Task and Operation Management (Patches 20–23)

Overview

This group of four patches refines how sched_ext manages the lifecycle of individual tasks and tracks in-flight operations. The core implementation (patch 09) established the basic enqueue and dispatch mechanism, but several important task state transitions were underspecified: What exactly is the BPF program notified of when a task's CPU run begins or ends? Can the kernel suppress scheduling ticks when the BPF scheduler doesn't need them? What prevents races when the BPF program and kernel code concurrently touch the same task? And how does a CPU coordinate with another to ensure a kicked CPU has actually rescheduled?

Patches 20–23 answer each of these questions, completing the task lifecycle interface and adding the concurrency controls needed for robust BPF scheduler implementation.

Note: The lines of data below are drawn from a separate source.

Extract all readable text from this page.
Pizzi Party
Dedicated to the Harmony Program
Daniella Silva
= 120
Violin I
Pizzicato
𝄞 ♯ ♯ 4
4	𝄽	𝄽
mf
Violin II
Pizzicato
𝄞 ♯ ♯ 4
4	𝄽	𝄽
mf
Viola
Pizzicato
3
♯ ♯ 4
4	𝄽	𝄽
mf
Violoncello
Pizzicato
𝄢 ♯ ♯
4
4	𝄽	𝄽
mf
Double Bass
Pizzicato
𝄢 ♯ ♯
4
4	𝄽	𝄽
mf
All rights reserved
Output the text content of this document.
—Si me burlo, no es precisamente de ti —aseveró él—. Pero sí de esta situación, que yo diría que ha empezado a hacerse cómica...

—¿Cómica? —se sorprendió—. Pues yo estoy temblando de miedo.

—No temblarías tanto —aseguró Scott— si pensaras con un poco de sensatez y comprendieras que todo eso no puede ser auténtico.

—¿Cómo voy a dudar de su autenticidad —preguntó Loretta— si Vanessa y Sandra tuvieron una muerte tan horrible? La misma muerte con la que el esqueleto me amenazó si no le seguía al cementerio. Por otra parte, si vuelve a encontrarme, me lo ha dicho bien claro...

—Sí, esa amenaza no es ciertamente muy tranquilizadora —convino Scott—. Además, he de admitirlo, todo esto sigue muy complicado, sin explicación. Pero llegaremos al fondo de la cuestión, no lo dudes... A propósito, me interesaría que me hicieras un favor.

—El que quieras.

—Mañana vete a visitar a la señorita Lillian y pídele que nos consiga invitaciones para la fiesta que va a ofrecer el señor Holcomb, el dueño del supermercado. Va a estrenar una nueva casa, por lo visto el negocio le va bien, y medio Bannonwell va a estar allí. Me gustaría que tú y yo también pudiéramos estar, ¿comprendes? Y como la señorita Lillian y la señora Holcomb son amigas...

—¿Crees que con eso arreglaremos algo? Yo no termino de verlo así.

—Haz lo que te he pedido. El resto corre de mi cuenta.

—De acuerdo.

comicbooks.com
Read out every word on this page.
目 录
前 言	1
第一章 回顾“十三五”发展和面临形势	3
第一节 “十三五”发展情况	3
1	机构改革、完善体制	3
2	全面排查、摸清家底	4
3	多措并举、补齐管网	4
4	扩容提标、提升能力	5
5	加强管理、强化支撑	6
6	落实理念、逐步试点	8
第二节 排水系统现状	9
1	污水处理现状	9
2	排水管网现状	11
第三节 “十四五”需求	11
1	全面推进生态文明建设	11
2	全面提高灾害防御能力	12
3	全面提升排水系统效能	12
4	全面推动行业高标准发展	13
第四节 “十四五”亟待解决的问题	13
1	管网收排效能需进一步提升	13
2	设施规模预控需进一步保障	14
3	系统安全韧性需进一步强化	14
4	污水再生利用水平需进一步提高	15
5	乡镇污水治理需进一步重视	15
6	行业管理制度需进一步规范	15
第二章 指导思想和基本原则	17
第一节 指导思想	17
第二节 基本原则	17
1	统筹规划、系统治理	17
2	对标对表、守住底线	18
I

Why These Patches Are Needed

Fine-Grained Task State Visibility

The base sched_ext implementation notifies BPF programs of two task events: ops.enqueue() (task becomes runnable) and dispatch (task is placed on a CPU's local DSQ). But between "task is runnable" and "task is actually running on a CPU" there is a gap that matters for scheduling algorithms:

  • Work-conserving schedulers need to know when a CPU actually begins executing a task (not just when the task was dispatched) to update utilization estimates.
  • Gang schedulers need to know when a group of related tasks all become runnable simultaneously (they are waiting for all members to be ready before dispatching any).
  • Preemption-aware schedulers need to know when a task stops executing, distinguishing between "stopped voluntarily" (syscall, I/O wait) and "stopped involuntarily" (preempted).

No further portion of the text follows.